アルニカ:ヴェレダの生物多様性への貢献

小さな薬草、アルニカが開花すると、辺境の地、ルーマニアのカルパティア山脈アプセニ山系にある村々に、村人たちが帰ってきます。その地域にとって最も大切な植物とは、明るい黄色の花を咲かせ、根出葉が緑色のロゼットを形作るもの、アルニカ(学名:Arnica Montana)です。

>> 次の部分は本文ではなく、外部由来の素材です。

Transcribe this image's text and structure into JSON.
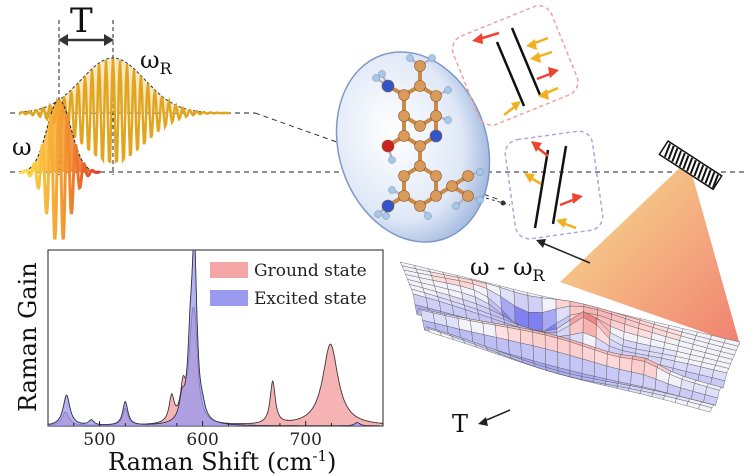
{
  "pulse_panel": {
    "label_T": "T",
    "label_omega": "ω",
    "label_omega_R_base": "ω",
    "label_omega_R_sub": "R"
  },
  "molecule_panel": {
    "atom_colors": {
      "carbon": "#d99a5a",
      "hydrogen": "#a8c8e8",
      "nitrogen": "#3355cc",
      "oxygen": "#cc2222"
    },
    "bubble_color": "#c7d7f0"
  },
  "surface_panel": {
    "axis_label_diag_base": "ω - ω",
    "axis_label_diag_sub": "R",
    "axis_label_T": "T",
    "cone_colors": [
      "#f5d27a",
      "#f08a6a"
    ]
  },
  "chart_data": {
    "type": "line",
    "xlabel_base": "Raman Shift (cm",
    "xlabel_sup": "-1",
    "xlabel_end": ")",
    "ylabel": "Raman Gain",
    "xlim": [
      450,
      775
    ],
    "xticks": [
      "500",
      "600",
      "700"
    ],
    "xtick_values": [
      500,
      600,
      700
    ],
    "legend_position": "top-right",
    "series": [
      {
        "name": "Ground state",
        "color": "#f4a6a6",
        "peaks": [
          {
            "x": 467,
            "h": 0.08,
            "w": 4
          },
          {
            "x": 525,
            "h": 0.1,
            "w": 3
          },
          {
            "x": 570,
            "h": 0.15,
            "w": 3
          },
          {
            "x": 581,
            "h": 0.18,
            "w": 3
          },
          {
            "x": 590,
            "h": 0.5,
            "w": 4
          },
          {
            "x": 593,
            "h": 0.3,
            "w": 3
          },
          {
            "x": 668,
            "h": 0.25,
            "w": 3
          },
          {
            "x": 724,
            "h": 0.48,
            "w": 9
          }
        ]
      },
      {
        "name": "Excited state",
        "color": "#9a9af0",
        "peaks": [
          {
            "x": 468,
            "h": 0.18,
            "w": 4
          },
          {
            "x": 492,
            "h": 0.03,
            "w": 3
          },
          {
            "x": 525,
            "h": 0.14,
            "w": 3
          },
          {
            "x": 580,
            "h": 0.12,
            "w": 3
          },
          {
            "x": 592,
            "h": 0.98,
            "w": 3
          },
          {
            "x": 588,
            "h": 0.35,
            "w": 3
          },
          {
            "x": 600,
            "h": 0.05,
            "w": 3
          },
          {
            "x": 750,
            "h": 0.02,
            "w": 3
          }
        ]
      }
    ]
  }
}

アルニカは極めて気まぐれで、自然が圧倒的な部分を占める牧草地でのみ生い茂ります。

野生のアルニカの大部分は、ルーマニアのカルパティア山脈の緩やかな丘と斜面に生育し、そこにはアプセニ山系も含まれます。しかし、この植物は非常に敏感です。もしその牧草地に放牧された牛が多すぎたり、農民たちが化学肥料を使用したりすれば、アルニカはすぐに、土壌状態の変化に反応し、なくなってしまいます。生えている木々が多すぎれば、アルニカは十分な日光を浴びることができないでしょう。それは極めて気まぐれで、自然が圧倒的な部分を占める牧草地でのみ生い茂ります。アルニカの栽培は可能ではあるものの、成長は難しく、その地方の生物多様性と自然条件を保全するために、アルニカを野生の状態で摘み取ることは欠かせません。

アルニカ:ヴェレダの生物多様性への貢献
アルニカ:ヴェレダの生物多様性への貢献

農民たちにとって牧草地だけからの生産物は、草と干し草以外、それほど多くありません。しかし、そこにアルニカが育っていれば、牧草地は追加の収入源を提供し、所有者には、牧草地を本来の状態のままに残す動機づけができることになります。主な動機づけは、安い労働力と高くない原料成分であるべきではなく、むしろ持続可能な利用、公正な労働条件と品質であるべきです。多くの人々が、アルニカの収穫を手伝うために村に戻ってきます。彼らは高原の牧草地で働き、簡素な小屋に住んで夏を過ごします。彼らは自然の価値というものを認識しています。